I'm looking now at the CDC's numbers on national cigarette consumption (here's the link if anyone wants to refer to it:
Consumption of Cigarettes and Combustible Tobacco — United States, 2000–2011 ), and here's what I see: their most recent data are from 2011, which is a few years after e-cigs first became widely available. In the five-year period between 2007-2011, total cigarette consumption went down by 25.5 percent. In the previous five-year period, it went down by 11.3 percent. In other words, in the first half-decade after large numbers of people started
vaping, the rate of decrease in cigarette consumption
more than doubled.
It must be noted, obviously, that correlation is not causation, and there surely are other factors that have contributed to this phenomenon. But it is difficult to argue in the face of those numbers that
vaping hasn't been a major driver in the decrease in cigarette sales, and it's absolutely impossible to argue that it's causing the rate of cigarette consumption to stagnate or increase.

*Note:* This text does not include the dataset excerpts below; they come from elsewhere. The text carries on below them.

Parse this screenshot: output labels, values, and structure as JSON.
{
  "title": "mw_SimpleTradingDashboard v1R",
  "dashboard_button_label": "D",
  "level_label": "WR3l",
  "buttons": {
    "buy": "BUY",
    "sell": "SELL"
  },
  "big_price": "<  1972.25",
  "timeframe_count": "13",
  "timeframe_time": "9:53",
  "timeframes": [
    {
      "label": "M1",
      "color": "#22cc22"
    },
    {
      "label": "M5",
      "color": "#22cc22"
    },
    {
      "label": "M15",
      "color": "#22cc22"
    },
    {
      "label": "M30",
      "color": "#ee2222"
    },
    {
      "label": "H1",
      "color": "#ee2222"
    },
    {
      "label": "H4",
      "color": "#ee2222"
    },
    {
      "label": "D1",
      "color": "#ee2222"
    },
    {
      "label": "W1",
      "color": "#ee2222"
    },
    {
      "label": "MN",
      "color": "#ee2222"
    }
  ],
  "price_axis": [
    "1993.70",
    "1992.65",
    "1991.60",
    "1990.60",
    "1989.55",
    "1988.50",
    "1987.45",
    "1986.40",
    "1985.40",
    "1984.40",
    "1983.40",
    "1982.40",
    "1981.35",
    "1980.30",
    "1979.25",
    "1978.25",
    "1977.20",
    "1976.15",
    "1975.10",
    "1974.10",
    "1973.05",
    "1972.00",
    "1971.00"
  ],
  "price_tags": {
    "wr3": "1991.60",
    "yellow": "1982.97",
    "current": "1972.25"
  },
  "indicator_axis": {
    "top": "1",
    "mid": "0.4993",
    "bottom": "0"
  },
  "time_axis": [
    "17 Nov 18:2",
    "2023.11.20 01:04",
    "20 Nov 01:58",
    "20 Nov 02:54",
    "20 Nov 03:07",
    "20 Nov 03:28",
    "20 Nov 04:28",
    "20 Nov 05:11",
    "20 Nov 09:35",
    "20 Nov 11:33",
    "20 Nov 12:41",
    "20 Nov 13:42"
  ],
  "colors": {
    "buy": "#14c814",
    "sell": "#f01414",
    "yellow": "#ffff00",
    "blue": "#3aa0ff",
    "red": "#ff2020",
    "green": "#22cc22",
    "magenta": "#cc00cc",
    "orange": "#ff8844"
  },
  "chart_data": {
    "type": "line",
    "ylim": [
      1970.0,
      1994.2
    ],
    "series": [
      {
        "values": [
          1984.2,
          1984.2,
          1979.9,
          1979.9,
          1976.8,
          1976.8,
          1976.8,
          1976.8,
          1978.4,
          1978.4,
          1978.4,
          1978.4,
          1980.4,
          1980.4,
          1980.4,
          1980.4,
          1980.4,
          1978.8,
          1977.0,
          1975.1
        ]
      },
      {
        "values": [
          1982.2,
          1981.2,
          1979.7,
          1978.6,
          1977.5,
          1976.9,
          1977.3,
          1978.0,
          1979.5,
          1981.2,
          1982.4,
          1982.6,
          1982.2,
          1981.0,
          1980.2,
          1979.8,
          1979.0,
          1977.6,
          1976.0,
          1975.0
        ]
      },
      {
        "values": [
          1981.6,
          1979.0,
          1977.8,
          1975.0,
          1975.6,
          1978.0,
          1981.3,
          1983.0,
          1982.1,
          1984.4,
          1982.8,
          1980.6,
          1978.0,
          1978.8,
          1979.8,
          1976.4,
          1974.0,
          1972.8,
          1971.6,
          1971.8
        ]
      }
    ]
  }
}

It will be interesting to see what happens when the 2012-13 numbers become available, for as we well know, the number of vapers and the size of the
vaping market have increased by orders of magnitude since 2011. So, when the CDC's own numbers show (as they almost certainly will) that cigarette consumption continues to decrease at a rate inversely proportional to the uptake in e-cig use, I really don't see how the ANTZ are going to have a leg left on which to stand. Their core arguments ("discourages quitting," "re-normalizes smoking behavior," and all the rest) will have been utterly decimated, even more so than they already are, by the government's own statistics.